La loi s’impose à tous. Je me suis donc empressé de respecter les dispositions de l’arrêté avant même la parution au JO. Ayant capturé deux jolis petits bars de 38 cm, nous nous sommes empressés de les remettre à l’eau et mes pêcheurs sont partis avec à la place, deux beaux reproducteurs d’une cinquantaine de centimètres… Pendant ce temps là, un pêcheur amateur ayant installé une ligne de fond avec une quinzaine d’hameçons en plein milieu du courant de la pointe d’arradon, côté pointe, remontait une dizaine de bars morts dont 8 étaient inférieurs à la nouvelle taille légale. Il jeta donc les 8 bars et garda deux beaux reproducteurs le corps tendu et la gueule ouverte comme tous les poissons noyés sur les lignes de fond…

Pendant le même temps, la baie d’Arradon était couverte de dizaines et dizaines de bouées jaunes, signes d’une activité professionnelle peut-être disproportionnée par rapport à cette baie presque fermée. Pendant ce temps, les queues sont coupées , ce qui n’empêche pas les reventes par les habitués de ces pratiques de continuer.

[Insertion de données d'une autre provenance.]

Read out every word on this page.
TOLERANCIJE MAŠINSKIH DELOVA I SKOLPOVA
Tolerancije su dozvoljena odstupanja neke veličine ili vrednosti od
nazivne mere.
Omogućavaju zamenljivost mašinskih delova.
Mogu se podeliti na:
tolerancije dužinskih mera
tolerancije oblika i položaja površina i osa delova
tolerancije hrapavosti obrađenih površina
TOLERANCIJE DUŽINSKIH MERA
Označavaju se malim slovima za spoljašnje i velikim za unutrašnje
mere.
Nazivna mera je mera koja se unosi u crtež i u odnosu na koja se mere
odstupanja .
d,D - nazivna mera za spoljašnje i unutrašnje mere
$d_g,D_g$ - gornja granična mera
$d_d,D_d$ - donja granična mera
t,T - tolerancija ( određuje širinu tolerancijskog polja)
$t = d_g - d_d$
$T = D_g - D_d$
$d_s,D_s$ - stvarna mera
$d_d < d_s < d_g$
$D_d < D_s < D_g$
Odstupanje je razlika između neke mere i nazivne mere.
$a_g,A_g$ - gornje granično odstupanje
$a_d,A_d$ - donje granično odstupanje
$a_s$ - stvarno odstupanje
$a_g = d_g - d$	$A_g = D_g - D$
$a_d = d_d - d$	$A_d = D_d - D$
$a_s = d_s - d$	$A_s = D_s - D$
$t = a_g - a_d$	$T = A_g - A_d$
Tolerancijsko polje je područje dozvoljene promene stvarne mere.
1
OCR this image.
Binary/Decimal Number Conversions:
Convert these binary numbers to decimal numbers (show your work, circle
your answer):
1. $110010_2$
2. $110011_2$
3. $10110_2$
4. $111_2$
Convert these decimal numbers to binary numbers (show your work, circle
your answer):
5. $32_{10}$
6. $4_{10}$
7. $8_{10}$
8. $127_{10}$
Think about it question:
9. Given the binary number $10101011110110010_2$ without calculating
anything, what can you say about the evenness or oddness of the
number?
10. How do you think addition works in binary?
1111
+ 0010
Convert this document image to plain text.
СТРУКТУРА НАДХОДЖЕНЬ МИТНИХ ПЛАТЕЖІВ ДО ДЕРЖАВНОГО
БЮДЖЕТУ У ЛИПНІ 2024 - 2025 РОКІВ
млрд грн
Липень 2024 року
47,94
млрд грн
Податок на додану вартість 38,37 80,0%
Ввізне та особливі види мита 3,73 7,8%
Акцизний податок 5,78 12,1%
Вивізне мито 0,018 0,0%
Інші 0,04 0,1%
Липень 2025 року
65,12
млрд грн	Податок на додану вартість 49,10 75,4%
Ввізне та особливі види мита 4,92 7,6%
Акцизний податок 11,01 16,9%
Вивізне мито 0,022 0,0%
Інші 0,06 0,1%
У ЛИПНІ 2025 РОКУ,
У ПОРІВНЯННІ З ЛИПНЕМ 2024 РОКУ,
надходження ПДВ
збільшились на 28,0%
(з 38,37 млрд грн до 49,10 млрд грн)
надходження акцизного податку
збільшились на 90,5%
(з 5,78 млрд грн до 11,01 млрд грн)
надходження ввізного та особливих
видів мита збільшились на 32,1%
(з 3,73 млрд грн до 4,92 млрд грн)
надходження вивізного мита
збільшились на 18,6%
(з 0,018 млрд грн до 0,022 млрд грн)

On voit bien que quelques chose ne va pas. C’est vrai que la plupart des pêcheur amateurs, qui passent si peu de temps au bord de l’eau pour souvent ne rien prendre, peuvent à juste titre imaginer qu’en renforçant la règlementation par une augmentation de la taille, on verra les captures augmenter. Parmi les défenseurs de ces nouvelles règles, il y aussi les chercheurs de gros bars, dont l’égo est égal au poid multiplié par la quantité, qui oubliant leurs effets d’annonce sur leur pratiques respectueuses, tuent sans vergogne ni limite toutes leurs captures. Et passant plus de 200 jours sur l’eau chaque année, je dois reconnaître que c’est la triste majorité, mais aussi que certains comportements, souvent des plus discrets, me réjouissent par leur civisme.

En conséquence , on arrivera donc à de nouvelles restrictions dont la limite du nombre de captures. Les pêcheurs de loisir verront donc leur espace de liberté se réduire sous l’impact de la multiplication des textes pour disparaîte sans doute un jour sous la pression des écologistes qui prendront le relais.

Le débat :

La taille minimum du bar dans nos régions était de 36cm et c’était très bien pour éviter la revente massive de de juvéniles au moyen de filets, chaluts ou tout autre moyen élaboré. Encore que tous le saisons remis à l’eau sont morts…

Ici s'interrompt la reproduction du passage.